A NICE COMPANION to the Onyeabor compendium would be Free And Easy, a collection of recordings from the early ’70s by Apple & The Three Oranges. Founded and fronted by drummer Edward “Apple” Nelson, the band released a handful of singles and albums on small Los Angeles labels to moderate acclaim. This is the type of classic R&B soul that Charles Bradley, Lee Fields and Sharon Jones are keeping alive.

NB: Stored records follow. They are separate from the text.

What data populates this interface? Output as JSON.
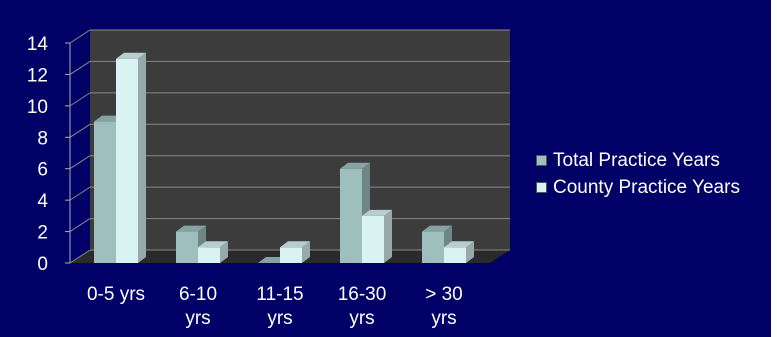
{
  "chart_data": {
    "type": "bar",
    "title": "",
    "xlabel": "",
    "ylabel": "",
    "categories": [
      [
        "0-5 yrs",
        ""
      ],
      [
        "6-10",
        "yrs"
      ],
      [
        "11-15",
        "yrs"
      ],
      [
        "16-30",
        "yrs"
      ],
      [
        "> 30",
        "yrs"
      ]
    ],
    "series": [
      {
        "name": "Total Practice Years",
        "values": [
          9,
          2,
          0,
          6,
          2
        ],
        "color": "#9fbfbf"
      },
      {
        "name": "County Practice Years",
        "values": [
          13,
          1,
          1,
          3,
          1
        ],
        "color": "#d9f2f2"
      }
    ],
    "ylim": [
      0,
      14
    ],
    "yticks": [
      0,
      2,
      4,
      6,
      8,
      10,
      12,
      14
    ],
    "grid": true,
    "legend_position": "right",
    "colors": {
      "background": "#000066",
      "plot_wall": "#3c3c3c",
      "floor": "#2a2a2a",
      "gridline": "#8a8a8a",
      "text": "#ffffff"
    }
  }
}
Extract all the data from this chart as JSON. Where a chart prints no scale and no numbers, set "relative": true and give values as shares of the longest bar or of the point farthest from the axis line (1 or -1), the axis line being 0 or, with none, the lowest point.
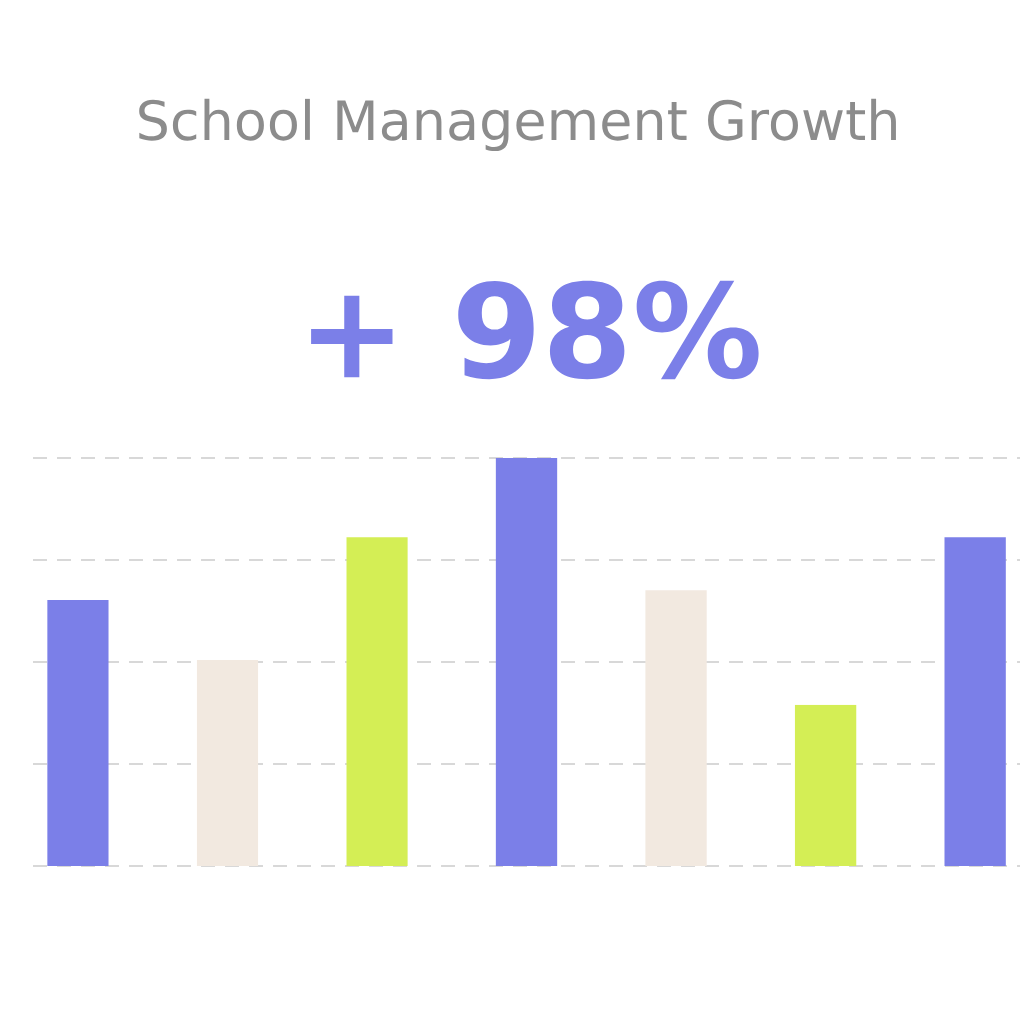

RIGHT AT THE START of their show at the Music Hall of Williamsburg commemorating their 10th anniversary, Craig Finn informed the crowd that in late January 2003, The Hold Steady played their very first show in the building, back when the venue was known as Northsix. After pausing for a second, he grinned as he realized everyone in the audience was doing the math. “Yeah, I know, I know. Rock and roll, man Rock. And. Roll.” With eloquent and witty odes that rhapsodically document the confidence and cluelessness of being young and intoxicated, The Hold Steady have always been a band that reinvigorates old souls as well as one happy to leave the math for the accountants. The cozy confines of Williamsburg’s Music Hall admirably served Finn and The Hold Steady. In the band’s gigs at larger venues like The Beacon Theater and Terminal 5, the distance from the crowd makes Finn’s jittery, spasmodic gestures seem contrived and less spontaneous than they do when he’s close to the thrall of the crowd. With an eager crowd writhing and singing every chorus back at him, Finn’s traditional proclamation came across as true as ever and who can doubt him when he declares “there’s so much joy in what we do.”